The store's move from West Temple to Broadway (300 South) downtown was its third in the family-owned operation's 81-year history. It was also the third chance to retrofit its image, and the third time cleaning up shop to set up again just down the road.
"The customers are finding us,'' owner Dorothy Ware said, ``and they're liking the new location probably even better."
Charles Ware planted the seeds for Reuel's in 1932 as a printing shop in Salt Lake City called Photo Blue. Reuel Ware bought the store from his father in 1959, and a more modern and, apparently, adaptive version of the company has grown from it since.
Reuel's had its grand reopening at the Broadway location Saturday, which Ware said was well-attended by both returning and new customers.
"That's the best surprise, because we've been at West Temple for 35 years and figured everybody knew where we were," said Ware, who noted moving out after three decades wasn't easy.
Staying that long in one building, it's easy to acquire stories and, well, stuff, Ware said.
Deceased Utah painter Arnold Friberg, who was famous for his portraits of Queen Elizabeth and Prince Charles, bought his supplies in the Holladay store that opened in the 1960s, she said.
The store moved in 1944 to a location near the Congress Hotel, which burned in December that year. Reuel's wasn't damaged in the fire, but Ware had recently started a framing business that was torched in the blaze. That same year, Reuel bought the Lewis Brothers Stages building on West Temple, renovated it and opened shop there in 1977.
When a software mogul offered to buy the site last year, the Wares sold that building, which was demolished last week to make way for an eight-story multi-use building across from Market Street.
Now the store has antique shops and hair salons nearby.
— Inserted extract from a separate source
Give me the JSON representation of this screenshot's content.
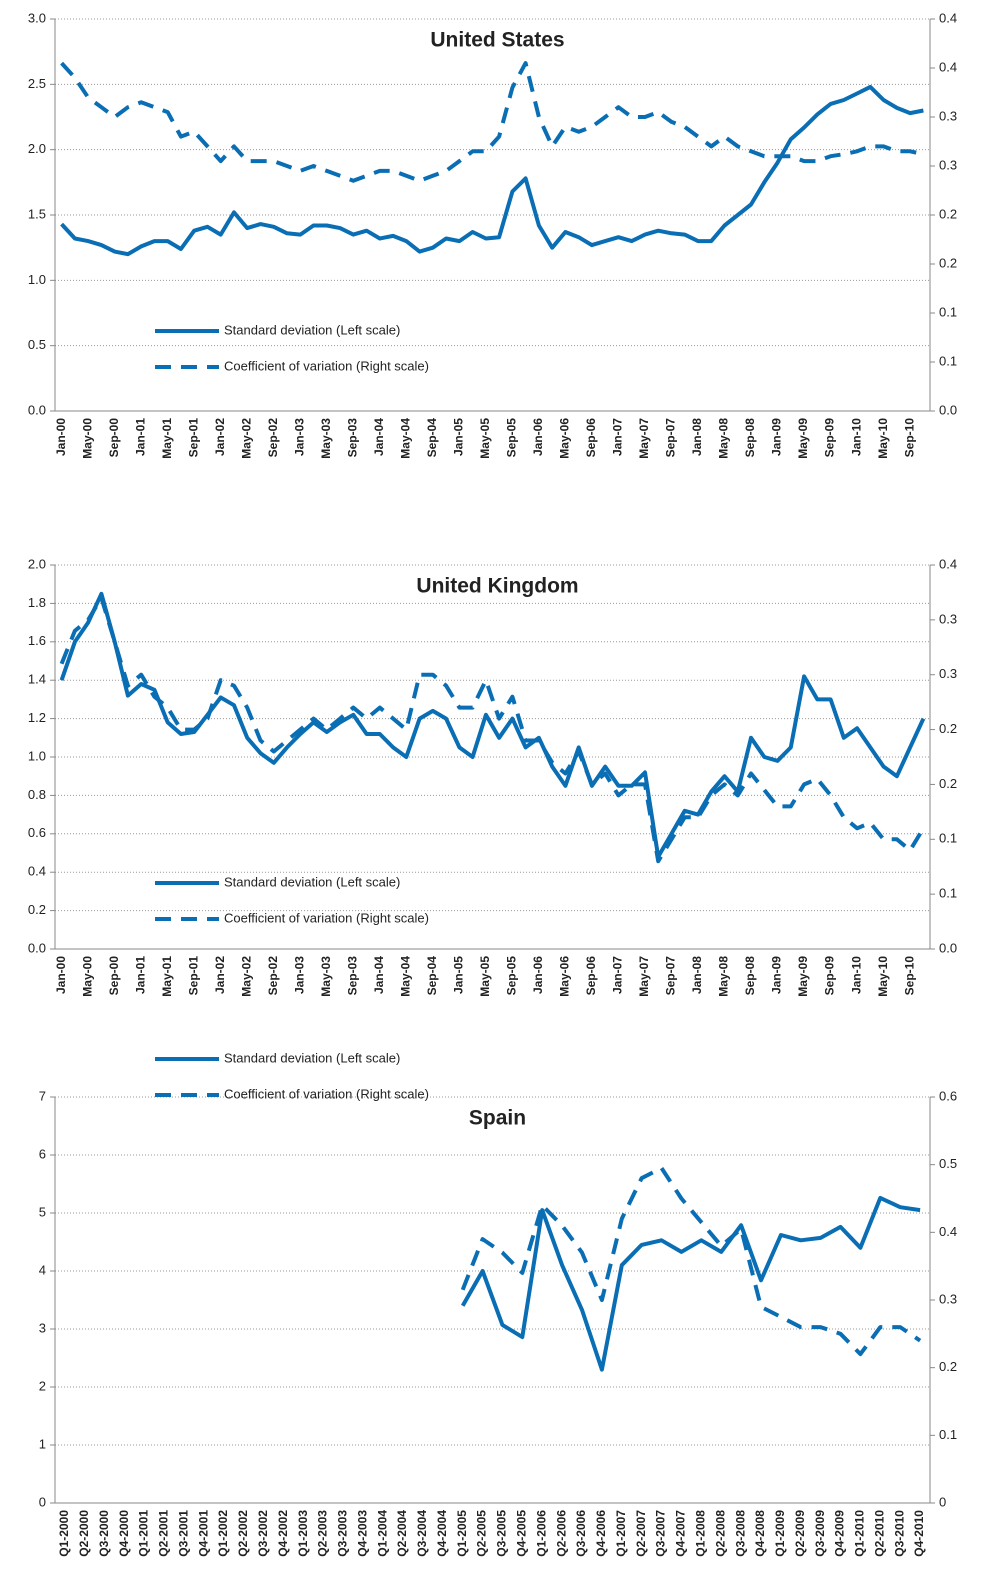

Magic and gag gift retailer House of Chuckles and Jitterbug Antiques sit across the street from the business, which moved into the rented space in June.
General manager Art Wynhof, the Wares' son-in-law, has worked for Reuel's for close to 34 years. He said the kinds of businesses on Broadway make for good neighbors.
"The new location is more conducive to retail traffic and creative people," Wynhof said. "Parking is a little more difficult than our other locations because it's paid parking, but there is ample parking." (The new store has free parking in the back and metered parking out front.)
Reuel Ware, whose father opened Photo Blue around the time Reuel was born, created the company's website, which sells the store's range of 32,000 creative goods, shipping easels, stencils, frames and other products to "China, Brazil, Mexico, and a lot to Canada," Reuel Ware said.
"It's not the biggest part of our business," he said, but "it's growing." Three moves in 81 years â¦ not bad
Reuel's moved to 242 E. 300 South, in the old Broadway Pharmacy building.